Dios celebró su obra al declarar un descanso semanal, el sábado, como día para recordar nuestra conexión con el Creador. Dios diseñó a la humanidad para que reflejara su gloria. Cada uno de nosotros refleja una faceta particular de su personalidad y carácter. La mente, el cuerpo y el espíritu. Podemos pensar, vivir y meditar. ¿El componente asombroso? La libertad.
Nuestro mismo aliento proviene de Dios, pero él nos dio la libertad de escoger, un rasgo que bien podía terminar en catástrofe. Una astuta mentira hizo que los primeros humanos cuestionaran que Dios era amante y digno de confianza. Pronto el temor, la envidia y la indiferencia dejaron su marca en el mundo. Cuando los primeros padres de la humanidad se separaron de Dios, el pecado arruinó todo lo que era bueno. Los corazones se rebelaron y el cuerpo humano se vio deteriorado. Las relaciones se arruinaron. Quedamos sin la posibilidad de llegar a Dios por nuestra cuenta: Dios tendría entonces que llegar hasta nosotros.
Y así lo hizo Dios, al enviar a su Hijo a reconstruir la relación quebrantada entre el cielo y la tierra. Dios envió a su Espíritu para restablecer la desfigurada imagen de Dios en nosotros.

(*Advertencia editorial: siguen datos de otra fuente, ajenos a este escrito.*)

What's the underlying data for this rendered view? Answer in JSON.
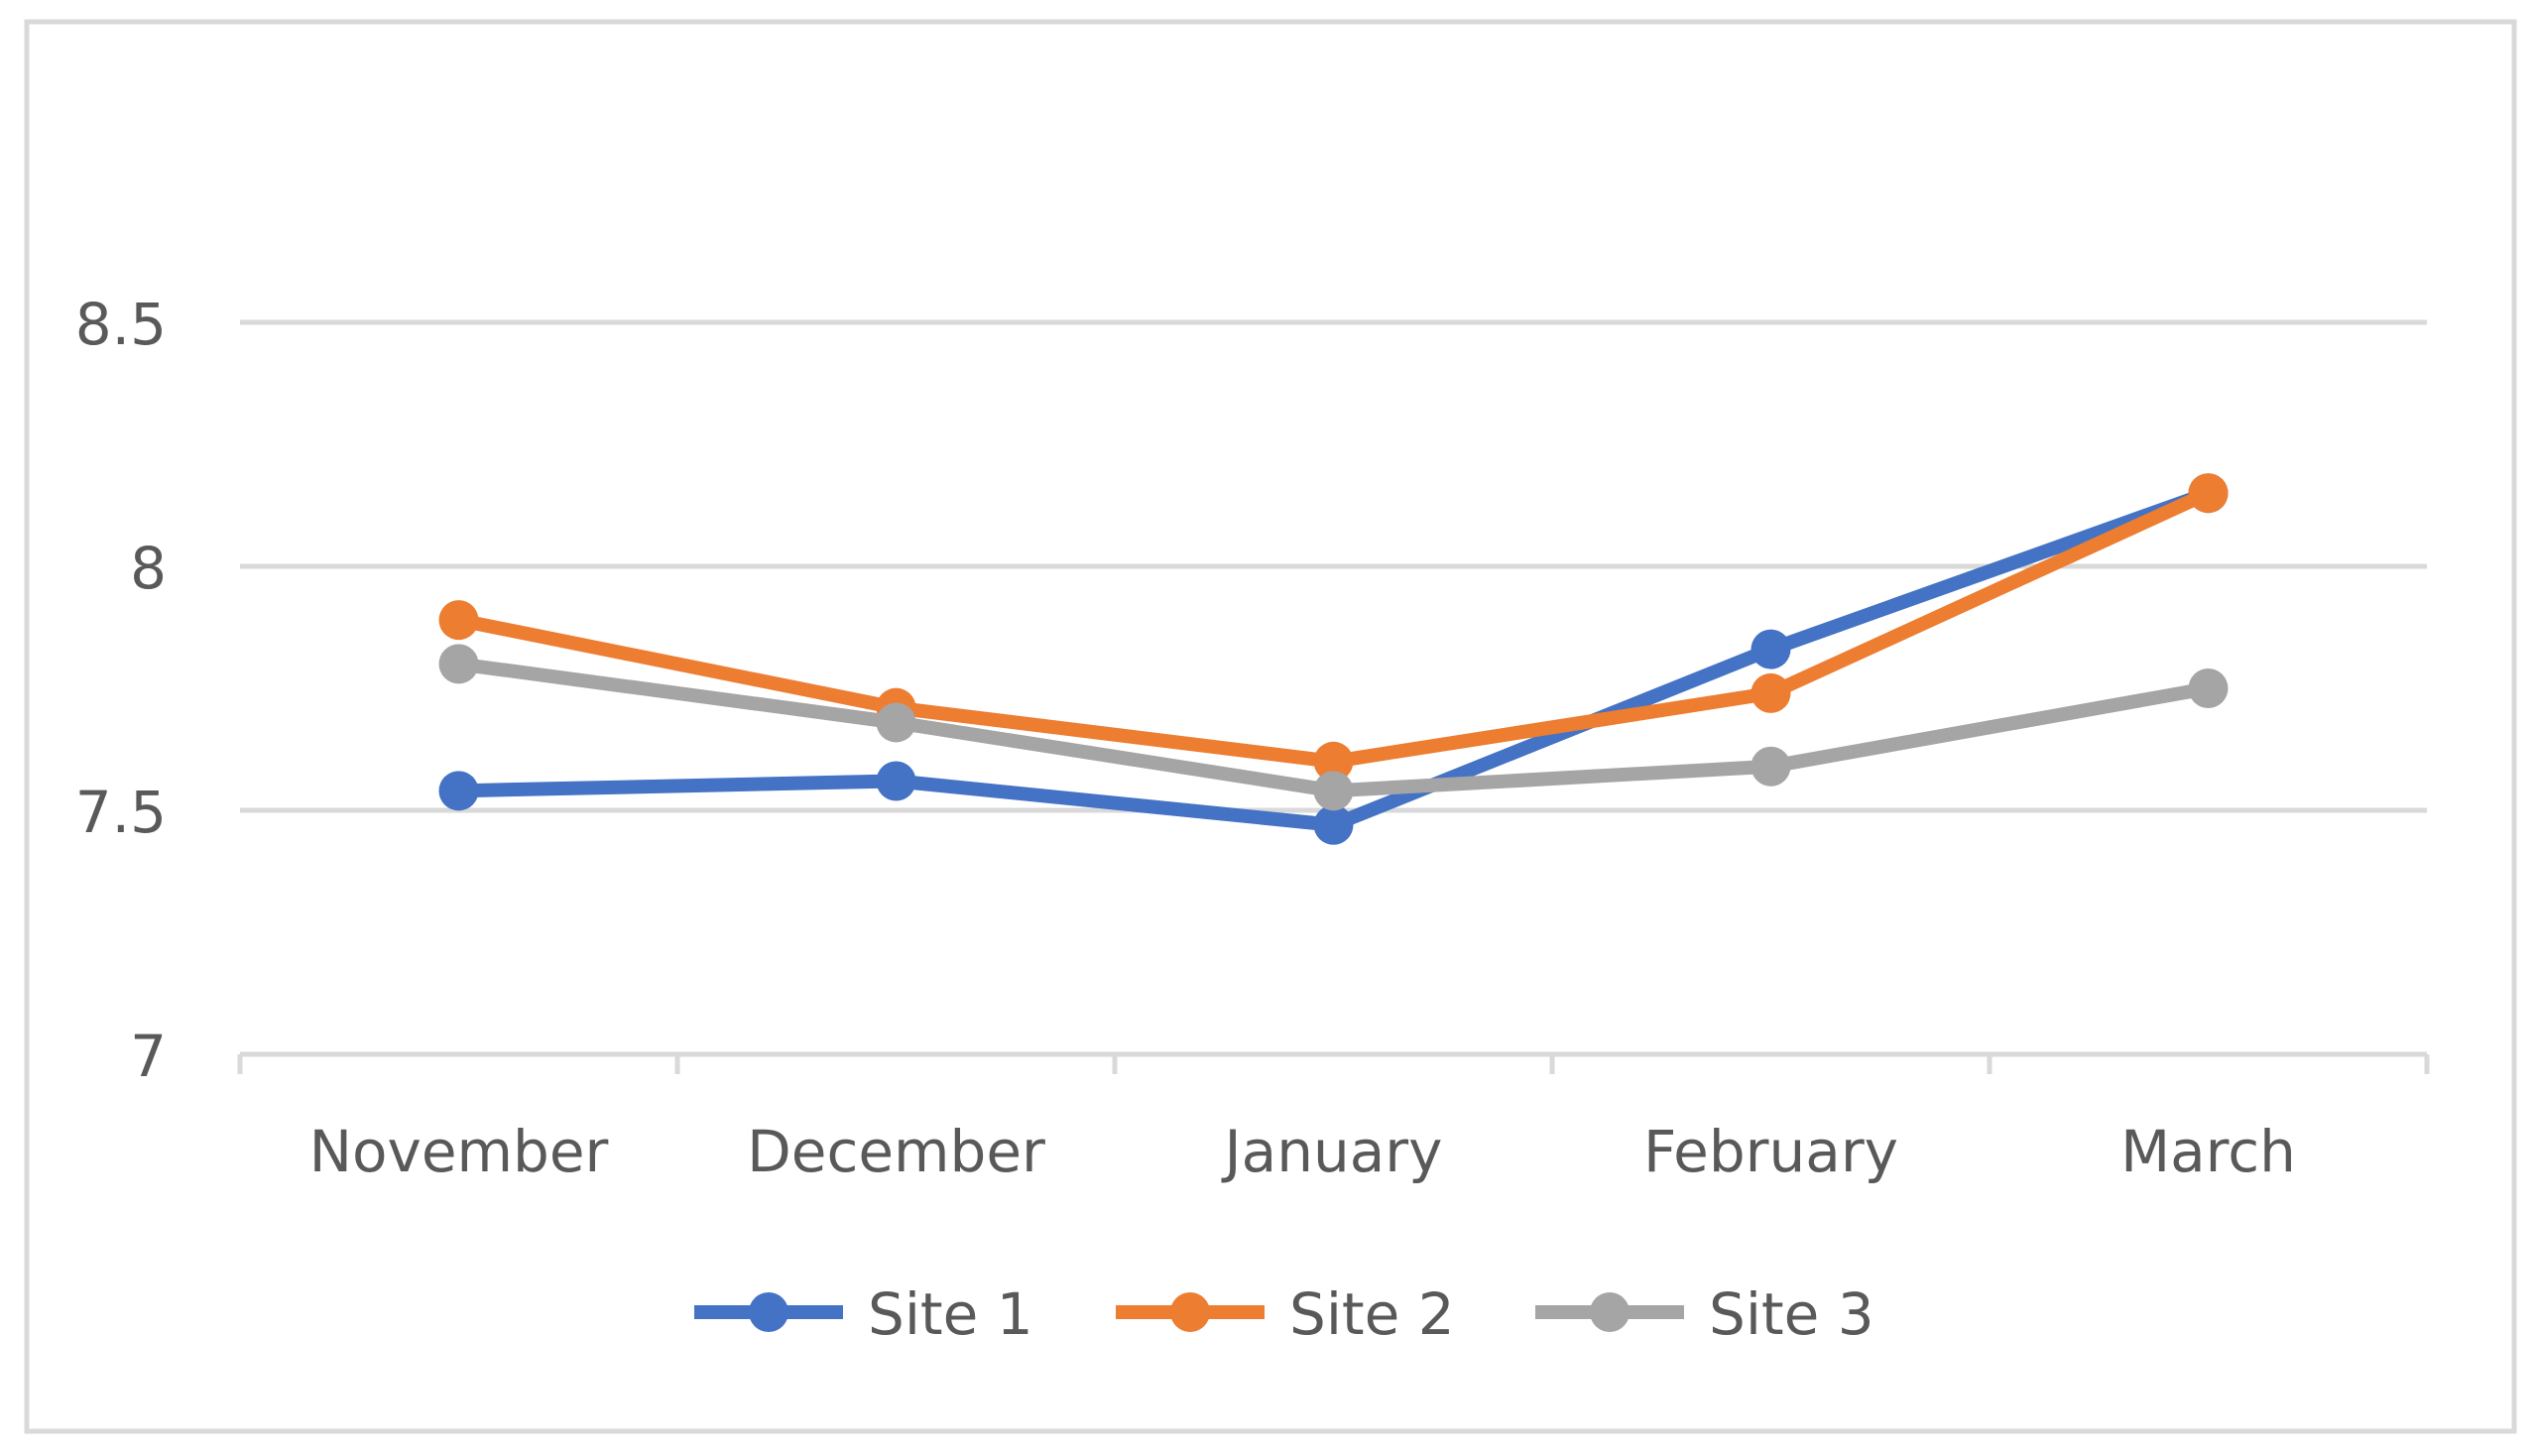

El Espíritu nos capacita para llegar hasta los demás, demostrando amor y representando a nuestro Salvador y Creador ante un mundo quebrantado que somos llamados a reparar.
Dios es el Creador de todas las cosas, y ha revelado por medio de las Escrituras un registro auténtico de su actividad creadora. El Señor hizo en seis días “los cielos y la tierra” y todo ser viviente que la habita, y reposó el séptimo día de la primera semana. De ese modo estableció el sábado como un monumento perpetuo de la finalización de su obra creadora. El primer hombre y la primera mujer fueron hechos a imagen de Dios como una corona de la creación; se les dio dominio sobre el mundo y la responsabilidad de cuidar de él. Cuando el mundo quedó terminado era “bueno en gran manera”, porque declaraba la gloria de Dios (Génesis 1:2; Exodo 20:8-11; Salmos 19:1-6; 33:6, 9; 104; Hebreos 11:3).
El hombre y la mujer fueron hechos a imagen de Dios, con individualidad propia y con la facultad y la libertad de pensar y obrar por su cuenta. Aunque fueron creados como seres libres, cada uno es una unidad indivisible de cuerpo, mente y espíritu que depende de Dios para la vida, el aliento y todo lo demás. Cuando nuestros primeros padres desobedecieron a Dios, negaron su dependencia de éI y cayeron de la elevada posición que ocupaban bajo el gobierno de Dios. La imagen de Dios se desfiguró en ellos y quedaron sujetos a la muerte. Sus descendientes participan de esta naturaleza degradada y de sus consecuencias. Nacen con debilidades y tendencias hacia el mal. Pero Dios, en Cristo, reconcilió al mundo consigo mismo, y por medio de su Espíritu restaura en los mortales penitentes la imagen de so Hacedor. Creados para gloria de Dios, se los invita a amar al Señor y a amarse mutuamente, y a cuidar el ambiente que los rodea (Génesis 1:26-28; 2:7; Salmos 8:4-8; Hechos 17:24-28; Génesis 3; Salmos 51:5; Romanos 5:12-17; 2 Corintios 5:19-20; Salmos 51:10; 1 Juan 4:7-8, 11, 20; Génesis 2:15).